The break came when a Morrow patient died during surgery. The plaintiffs’ attorneys, sniffing through his billing records during the malpractice work-up, found the fraud underneath the malpractice.
By 2017, Morrow and his co-defendant wife (header image – Ed) were facing decades in prison for an alleged $80 million in fraudulent billing.
Insider Note: Morrow was ratted out by a competitor who knew what he was up to, and he had been hassling this doctor for years. The prosecutors were so stupid that they would never have figured it all out without hours of coaching. Once they finally caught on, however, the Morrows were toast.
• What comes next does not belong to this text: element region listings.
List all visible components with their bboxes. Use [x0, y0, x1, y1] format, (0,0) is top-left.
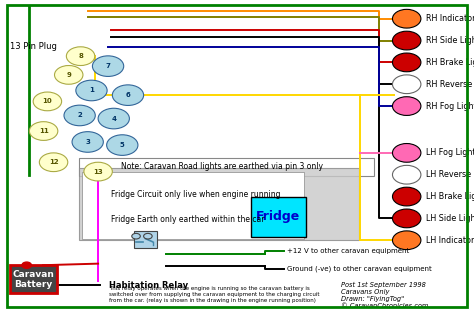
- Circle shape: [72, 132, 103, 152]
- Text: LH Brake Light: LH Brake Light: [426, 192, 474, 201]
- Circle shape: [107, 135, 138, 155]
- Text: RH Brake Light: RH Brake Light: [426, 58, 474, 67]
- Text: 9: 9: [66, 72, 71, 78]
- Text: RH Fog Light: RH Fog Light: [426, 102, 474, 110]
- Circle shape: [29, 122, 58, 140]
- Text: RH Indicator: RH Indicator: [426, 14, 474, 23]
- Text: 13 Pin Plug: 13 Pin Plug: [10, 42, 57, 51]
- Text: 4: 4: [111, 115, 116, 122]
- Bar: [251, 197, 306, 237]
- Circle shape: [39, 153, 68, 172]
- Circle shape: [392, 231, 421, 250]
- Circle shape: [112, 85, 144, 105]
- Bar: [134, 231, 157, 248]
- Text: 2: 2: [77, 112, 82, 119]
- Bar: [10, 265, 57, 293]
- Text: Note: Caravan Road lights are earthed via pin 3 only: Note: Caravan Road lights are earthed vi…: [121, 163, 323, 171]
- Text: 13: 13: [93, 168, 103, 175]
- Circle shape: [92, 56, 124, 76]
- Text: Post 1st September 1998
Caravans Only
Drawn: "FlyingTog"
© CaravanChronicles.com: Post 1st September 1998 Caravans Only Dr…: [341, 281, 428, 309]
- Circle shape: [392, 75, 421, 94]
- Text: Fridge Circuit only live when engine running: Fridge Circuit only live when engine run…: [111, 190, 281, 198]
- Text: RH Reverse Light: RH Reverse Light: [426, 80, 474, 89]
- Circle shape: [144, 233, 152, 239]
- Circle shape: [55, 66, 83, 84]
- Circle shape: [64, 105, 95, 126]
- Circle shape: [392, 209, 421, 228]
- Text: Habitation Relay: Habitation Relay: [109, 281, 188, 290]
- Text: Caravan
Battery: Caravan Battery: [13, 270, 55, 289]
- Circle shape: [98, 108, 129, 129]
- Text: LH Reverse Light: LH Reverse Light: [426, 170, 474, 179]
- Text: 1: 1: [89, 87, 94, 94]
- Circle shape: [392, 31, 421, 50]
- Text: 7: 7: [106, 63, 110, 69]
- Bar: [82, 172, 304, 239]
- Text: 3: 3: [85, 139, 90, 145]
- Text: 5: 5: [120, 142, 125, 148]
- Text: This relay operates when the engine is running so the caravan battery is
switche: This relay operates when the engine is r…: [109, 286, 319, 303]
- Text: Fridge: Fridge: [256, 210, 301, 223]
- Circle shape: [22, 262, 31, 268]
- Circle shape: [392, 187, 421, 206]
- Text: LH Fog Light: LH Fog Light: [426, 149, 474, 157]
- Text: 10: 10: [43, 98, 52, 105]
- Text: LH Indicator: LH Indicator: [426, 236, 474, 245]
- Bar: [79, 168, 359, 240]
- Text: Fridge Earth only earthed within the car: Fridge Earth only earthed within the car: [111, 216, 265, 224]
- Text: Ground (-ve) to other caravan equipment: Ground (-ve) to other caravan equipment: [287, 266, 431, 272]
- Text: 8: 8: [78, 53, 83, 59]
- Circle shape: [84, 162, 112, 181]
- Text: LH Side Light: LH Side Light: [426, 214, 474, 223]
- Circle shape: [66, 47, 95, 66]
- Text: 11: 11: [39, 128, 48, 134]
- Bar: [79, 158, 374, 176]
- Circle shape: [392, 144, 421, 162]
- Circle shape: [76, 80, 107, 101]
- Circle shape: [392, 53, 421, 72]
- Circle shape: [132, 233, 140, 239]
- Circle shape: [392, 165, 421, 184]
- Circle shape: [33, 92, 62, 111]
- Text: RH Side Light: RH Side Light: [426, 36, 474, 45]
- Text: 6: 6: [126, 92, 130, 98]
- Circle shape: [392, 97, 421, 115]
- Text: +12 V to other caravan equipment: +12 V to other caravan equipment: [287, 248, 409, 254]
- Text: 12: 12: [49, 159, 58, 165]
- Circle shape: [392, 9, 421, 28]
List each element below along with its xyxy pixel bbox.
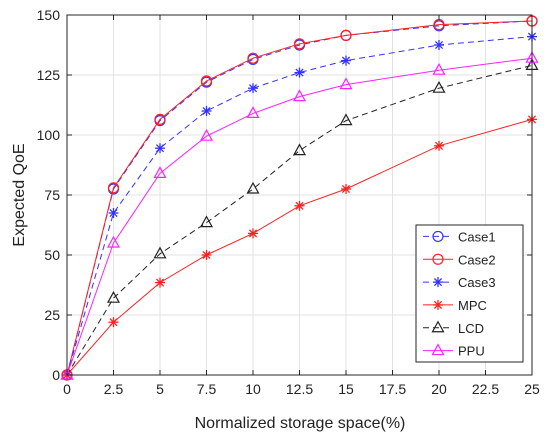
- data-point-mpc: [201, 250, 212, 260]
- data-point-case2: [293, 38, 306, 50]
- series-line-lcd: [66, 64, 533, 376]
- y-tick-label: 125: [37, 67, 61, 83]
- data-point-case3: [201, 106, 212, 116]
- data-point-ppu: [153, 166, 167, 178]
- data-point-case2: [107, 182, 120, 194]
- data-point-lcd: [246, 181, 260, 194]
- data-point-lcd: [199, 215, 214, 228]
- data-point-case3: [294, 67, 305, 78]
- data-point-case3: [155, 143, 165, 154]
- legend-marker: [432, 230, 444, 243]
- data-point-case3: [434, 40, 444, 50]
- data-point-ppu: [246, 106, 260, 119]
- legend-label: MPC: [458, 298, 487, 313]
- legend-item: PPU: [423, 343, 485, 359]
- data-point-mpc: [108, 317, 119, 328]
- legend-item: Case3: [423, 275, 496, 290]
- data-point-lcd: [106, 290, 121, 303]
- data-point-ppu: [292, 89, 307, 102]
- data-point-case2: [340, 29, 352, 42]
- series-line-case1: [66, 20, 533, 376]
- x-tick-label: 15: [338, 381, 354, 397]
- legend-marker: [433, 299, 443, 310]
- data-point-case3: [108, 208, 119, 218]
- x-tick-label: 20: [431, 381, 447, 397]
- legend-label: LCD: [458, 321, 484, 336]
- y-tick-label: 75: [44, 187, 60, 203]
- legend-item: LCD: [423, 320, 484, 336]
- data-point-ppu: [199, 128, 214, 141]
- data-point-ppu: [432, 62, 446, 75]
- x-tick-label: 7.5: [197, 381, 217, 397]
- legend-label: PPU: [458, 344, 485, 359]
- legend-label: Case1: [458, 229, 496, 244]
- y-tick-label: 50: [44, 247, 60, 263]
- data-point-ppu: [60, 367, 74, 380]
- legend-box: [415, 224, 524, 363]
- data-point-case2: [154, 113, 166, 126]
- series-line-case3: [66, 36, 533, 376]
- y-tick-label: 150: [37, 7, 61, 23]
- legend-label: Case2: [458, 252, 496, 267]
- data-point-mpc: [341, 184, 351, 194]
- data-point-lcd: [339, 113, 353, 126]
- x-axis-title: Normalized storage space(%): [195, 415, 406, 432]
- x-tick-label: 17.5: [379, 381, 406, 397]
- series-ppu: [60, 50, 539, 380]
- x-tick-label: 5: [156, 381, 164, 397]
- x-tick-label: 22.5: [472, 381, 499, 397]
- x-tick-label: 0: [63, 381, 71, 397]
- data-point-case2: [200, 75, 213, 87]
- legend-item: Case2: [423, 252, 496, 267]
- data-point-case3: [248, 83, 258, 94]
- series-line-ppu: [66, 57, 533, 376]
- legend-marker: [433, 277, 443, 288]
- data-point-mpc: [294, 200, 305, 211]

The Morrows took a plea bargain. Right before sentencing, they sold their $9.5 million Beverly Hills mansion, wire-transferred the proceeds to Israel, jumped bail, and disappeared. But it soon came to pass that they were ratted out again.
It seems that their new neighbors in Israel found their behavior just as arrogant and entitled as their Palm Springs colleagues did, and the police caught them in 2019.
The Los Angeles Times ran the story under the headline “Southern California Plastic Surgeon Extradited Two Years After Fleeing With Fake Passports to Israel”. He and his wife, both in their 70s when they were caught, will probably die in federal prison.
I knew them, but have no sympathy.
The pair were rotten apples, but their billing practices were just an extreme example of a standard practice. The breast-reduction-for-back-pain dodge is performed every week in plastic surgery offices across America.
Some surgeons submit preoperative photos of someone else’s enormous breasts to support fake or exaggerated stories. They often submit narratives of pain that the patient never reported.
The patients are co-conspirators to scams like these. They get their cosmetic surgery for free, with the insurance company paying the bill, and the surgeon is paid at a covered-procedure rate rather than a cash discount.
Many hundreds of thousands of dollars a year is a normal income from this kind of work.
The fraud is hard to spot unless a staff member or disgruntled patient blows the whistle.
After the skin is closed, the evidence is hidden.